What possible “spin” could you put on something like that? How could you possibly look on the bright side of such an experience, where such little hope exists … and where so little possibility of pleasure or escape from pain is possible – save death?
In Frankl’s own words: “The prisoner who had lost faith in the future – his future – was doomed. Without his belief in the future, he lost his spiritual hold: he let himself decline and became subject to mental and physical decay.
Usually this happened quite suddenly, in the form of a crisis, the symptoms of which were familiar to the experienced camp inmates.
It began with the prisoner refusing one morning to get dressed and washed or to go out on the parade grounds. No entreaties, no blow, no threats had any effect. He just lay there, hardly moving. He simply gave up. There he remained, lying in his own excreta, and nothing bothered him anymore.”
How Frankl Survived …
Frankl avoided this fate by finding meaning in his experiences. He imagined himself standing at the podium of a warm and well-lit lecture room, addressing an appreciative audience seated in comfortably upholstered chairs. He was giving a lecture on the psychology of the concentration camp.
He used the power of his mind to become an objective observer, watching the proceedings from the remote viewpoint of science – as though they had already happened.
He, and his troubles, became an interesting psycho scientific study. Using this “frame” he survived for three long years while hundreds of prisoners – one by one – gave up and died all around him in abject misery.

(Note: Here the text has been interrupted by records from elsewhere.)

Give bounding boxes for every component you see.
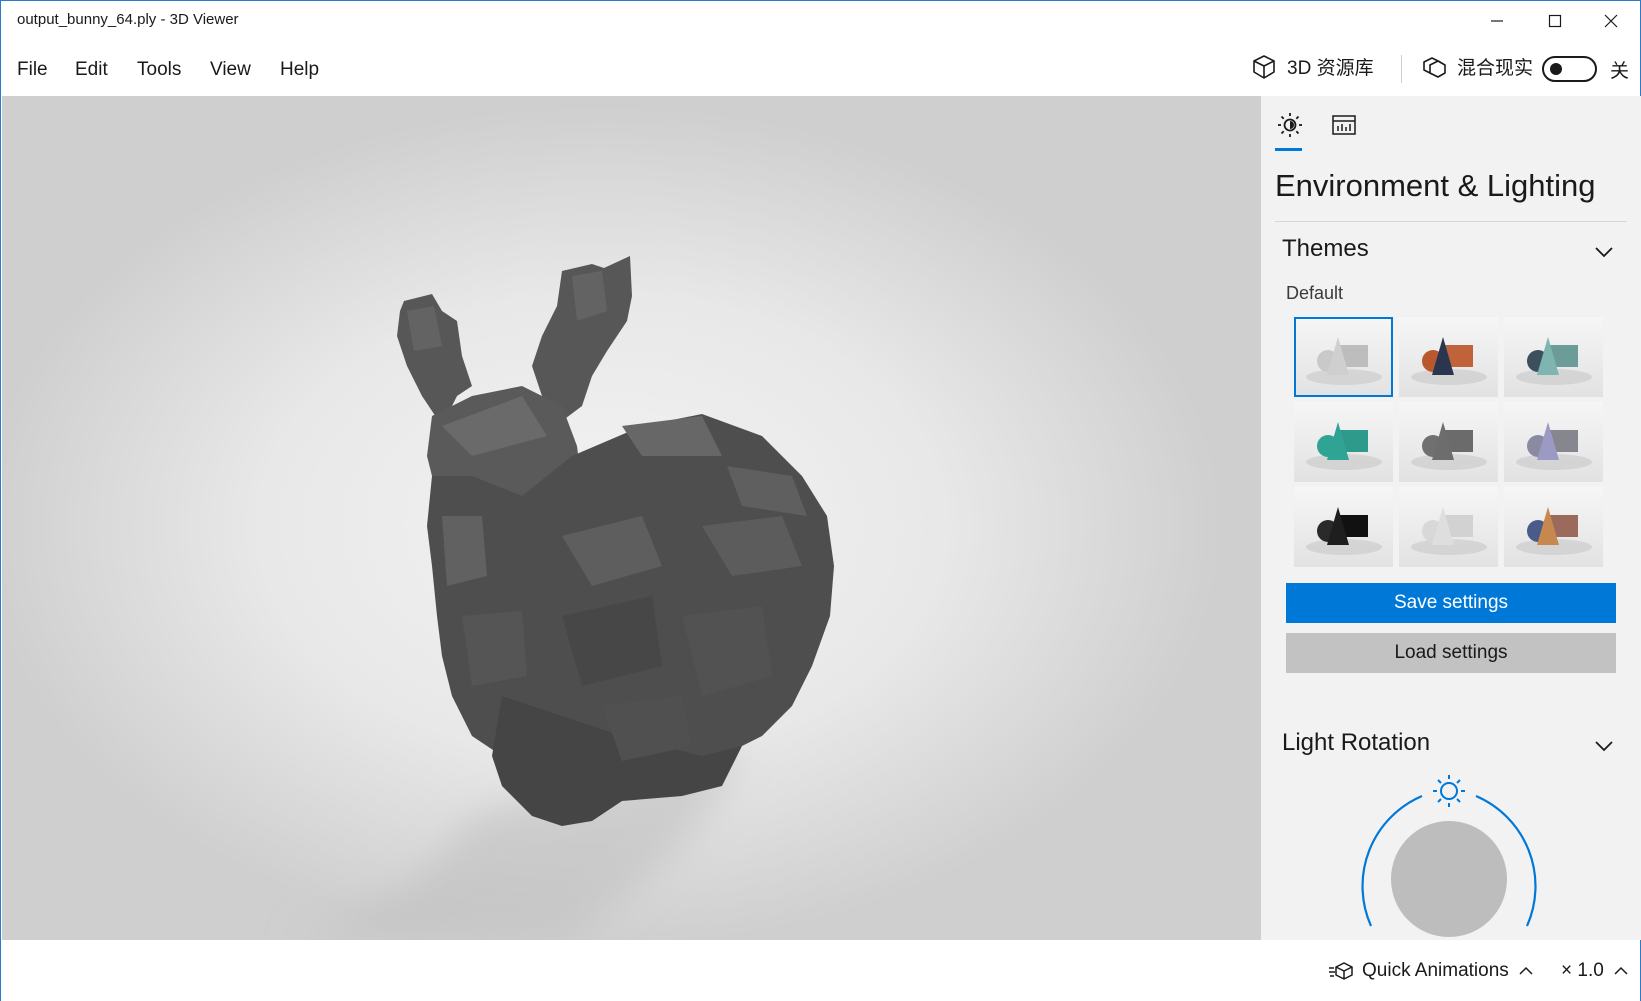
mixed-reality-button[interactable]: 混合现实 <box>1421 53 1533 80</box>
light-handle-sun-icon[interactable] <box>1433 775 1465 807</box>
cube-icon <box>1253 54 1275 79</box>
themes-header[interactable]: Themes <box>1282 235 1369 263</box>
theme-preview-icon <box>1516 337 1592 385</box>
maximize-icon <box>1548 14 1562 28</box>
active-tab-indicator <box>1275 148 1302 151</box>
theme-thumbnail[interactable] <box>1504 402 1603 482</box>
tab-stats-shading[interactable] <box>1329 110 1359 140</box>
3d-viewport[interactable] <box>2 96 1261 940</box>
close-icon <box>1604 14 1618 28</box>
close-button[interactable] <box>1583 1 1639 41</box>
sun-icon <box>1278 113 1302 137</box>
tab-environment-lighting[interactable] <box>1275 110 1305 140</box>
themes-group-label: Default <box>1286 283 1344 303</box>
theme-thumbnail[interactable] <box>1294 317 1393 397</box>
title-bar: output_bunny_64.ply - 3D Viewer <box>1 1 1640 41</box>
theme-thumbnail[interactable] <box>1399 317 1498 397</box>
menu-view[interactable]: View <box>210 59 251 81</box>
menu-tools[interactable]: Tools <box>137 59 181 81</box>
theme-preview-icon <box>1516 422 1592 470</box>
theme-thumbnail[interactable] <box>1399 402 1498 482</box>
window-title: output_bunny_64.ply - 3D Viewer <box>17 11 239 28</box>
status-bar: Quick Animations × 1.0 <box>1 940 1640 1001</box>
theme-preview-icon <box>1516 507 1592 555</box>
theme-thumbnail[interactable] <box>1294 487 1393 567</box>
toggle-knob <box>1550 63 1562 75</box>
menu-edit[interactable]: Edit <box>75 59 108 81</box>
theme-preview-icon <box>1411 507 1487 555</box>
panel-title: Environment & Lighting <box>1275 168 1596 203</box>
settings-panel: Environment & Lighting Themes Default Sa… <box>1261 96 1641 940</box>
minimize-button[interactable] <box>1469 1 1525 41</box>
chevron-down-icon[interactable] <box>1593 735 1615 757</box>
light-rotation-control[interactable] <box>1349 771 1549 940</box>
save-settings-button[interactable]: Save settings <box>1286 583 1616 623</box>
3d-library-button[interactable]: 3D 资源库 <box>1251 53 1374 80</box>
title-divider <box>1275 221 1627 222</box>
chevron-up-icon <box>1614 966 1628 975</box>
theme-preview-icon <box>1306 507 1382 555</box>
bunny-model <box>282 256 834 940</box>
theme-thumbnail[interactable] <box>1399 487 1498 567</box>
theme-preview-icon <box>1411 422 1487 470</box>
theme-preview-icon <box>1411 337 1487 385</box>
quick-animations-label: Quick Animations <box>1362 960 1509 981</box>
maximize-button[interactable] <box>1527 1 1583 41</box>
mixed-reality-icon <box>1423 56 1446 78</box>
minimize-icon <box>1491 20 1503 22</box>
light-sphere <box>1391 821 1507 937</box>
animation-speed-button[interactable]: × 1.0 <box>1561 960 1630 982</box>
mixed-reality-label: 混合现实 <box>1457 58 1534 79</box>
animation-cube-icon <box>1329 962 1353 980</box>
theme-thumbnail[interactable] <box>1504 317 1603 397</box>
theme-preview-icon <box>1306 422 1382 470</box>
theme-preview-icon <box>1306 337 1382 385</box>
toolbar-divider <box>1401 55 1402 83</box>
toggle-state-label: 关 <box>1610 61 1630 82</box>
theme-thumbnail[interactable] <box>1504 487 1603 567</box>
theme-grid <box>1294 317 1603 567</box>
mixed-reality-toggle[interactable] <box>1542 56 1597 82</box>
quick-animations-button[interactable]: Quick Animations <box>1328 960 1535 982</box>
menu-file[interactable]: File <box>17 59 48 81</box>
theme-thumbnail[interactable] <box>1294 402 1393 482</box>
menu-help[interactable]: Help <box>280 59 319 81</box>
load-settings-button[interactable]: Load settings <box>1286 633 1616 673</box>
stats-icon <box>1332 115 1356 135</box>
3d-library-label: 3D 资源库 <box>1287 58 1374 79</box>
light-rotation-header[interactable]: Light Rotation <box>1282 729 1430 757</box>
chevron-up-icon <box>1519 966 1533 975</box>
animation-speed-label: × 1.0 <box>1561 960 1604 981</box>
chevron-down-icon[interactable] <box>1593 241 1615 263</box>
app-window: output_bunny_64.ply - 3D Viewer File Edi… <box>0 0 1641 1001</box>
menu-bar: File Edit Tools View Help <box>1 47 1640 95</box>
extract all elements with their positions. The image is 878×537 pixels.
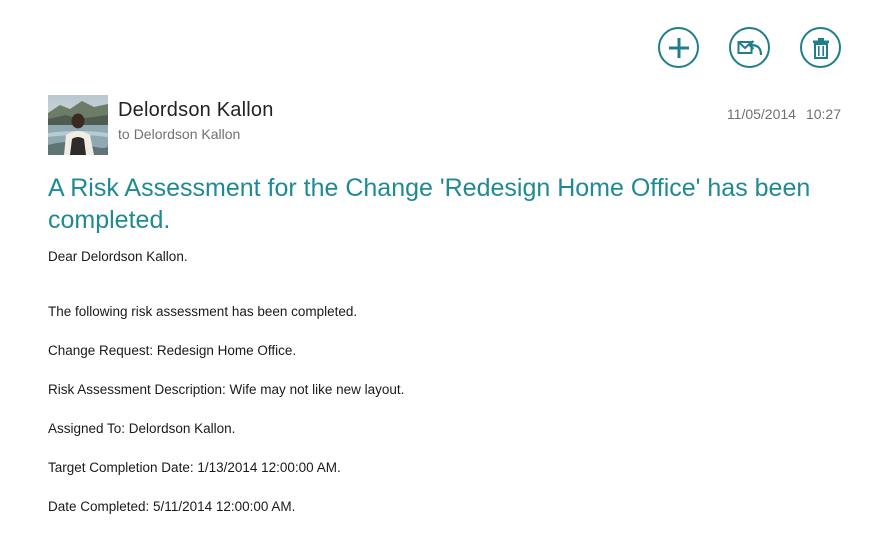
reply-icon — [737, 39, 763, 55]
message-header: Delordson Kallon to Delordson Kallon 11/0… — [48, 95, 841, 155]
mail-reading-pane: Delordson Kallon to Delordson Kallon 11/0… — [0, 0, 878, 537]
trash-icon — [812, 37, 829, 59]
sender-photo — [48, 95, 108, 155]
new-message-button[interactable] — [658, 27, 699, 68]
body-line-date-completed: Date Completed: 5/11/2014 12:00:00 AM. — [48, 499, 296, 514]
recipient-prefix: to — [118, 126, 130, 142]
sender-name[interactable]: Delordson Kallon — [118, 99, 274, 122]
delete-button[interactable] — [800, 27, 841, 68]
command-bar — [658, 27, 841, 68]
body-greeting: Dear Delordson Kallon. — [48, 249, 188, 264]
message-subject: A Risk Assessment for the Change 'Redesi… — [48, 174, 811, 234]
timestamp: 11/05/2014 10:27 — [727, 106, 841, 122]
message-time: 10:27 — [805, 106, 841, 122]
recipient-line: to Delordson Kallon — [118, 126, 240, 142]
body-line-assigned-to: Assigned To: Delordson Kallon. — [48, 421, 236, 436]
plus-icon — [668, 37, 689, 58]
message-date: 11/05/2014 — [726, 106, 796, 122]
body-line-change-request: Change Request: Redesign Home Office. — [48, 343, 297, 358]
respond-button[interactable] — [729, 27, 770, 68]
body-line-target-date: Target Completion Date: 1/13/2014 12:00:… — [48, 460, 341, 475]
body-line: The following risk assessment has been c… — [48, 304, 358, 319]
body-line-risk-description: Risk Assessment Description: Wife may no… — [48, 382, 405, 397]
recipient-name[interactable]: Delordson Kallon — [134, 126, 241, 142]
avatar[interactable] — [48, 95, 108, 155]
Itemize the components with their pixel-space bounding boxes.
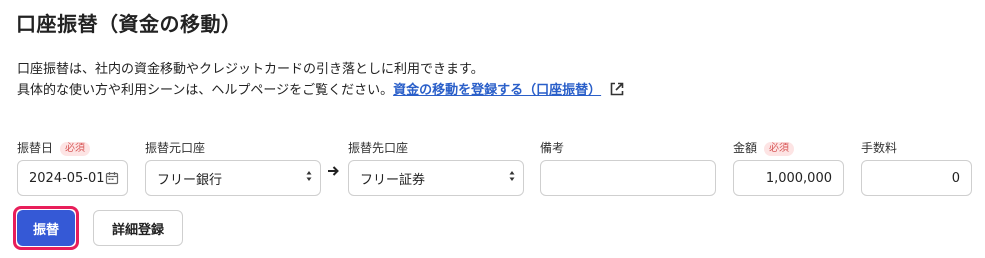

Now I ask you, if Frankl could turn them lemons into lemonade, what about you? Do you think you can find a way to be grateful for all of the crap in your life? Do you think you might be able to turn it your advantage?
After the war, Victor Frankl spent 9 days writing the narrative that outlined his findings, and published the book, “Man’s Search For Meaning”. This little one-sitting book has been published in 19 languages, and is now in its 73rd English printing, having sold almost two and a half million copies in English alone.
Frankl’s experiences in the Nazi death camps laid the foundation for a whole new branch of psychotherapy that he developed upon his release called Logotherapy. This bold new approach has helped millions of people to lead more meaningful and rewarding lives.
In short, the premise behind logotherapy is this: Where traditional psychotherapy focuses on the past, attempting to dredge up repressed memories that are causing the patient suffering, and attempting to resolve them, logotherapy encourages the patient to focus on the meaning of their future life.
Frankl believed man’s search for meaning is his strongest motivation, exceeding all other instinctual and ego-based drives. The big reframe that saved his life was the realization that it doesn’t really matter what we expect from life. What matters is what life expects from us … and that when man finds that it is in his destiny to suffer, he will have to accept his suffering as his task, and be grateful in his ability to find meaning in it.
Victor Frankl died in 1997, at the ripe old age of 92.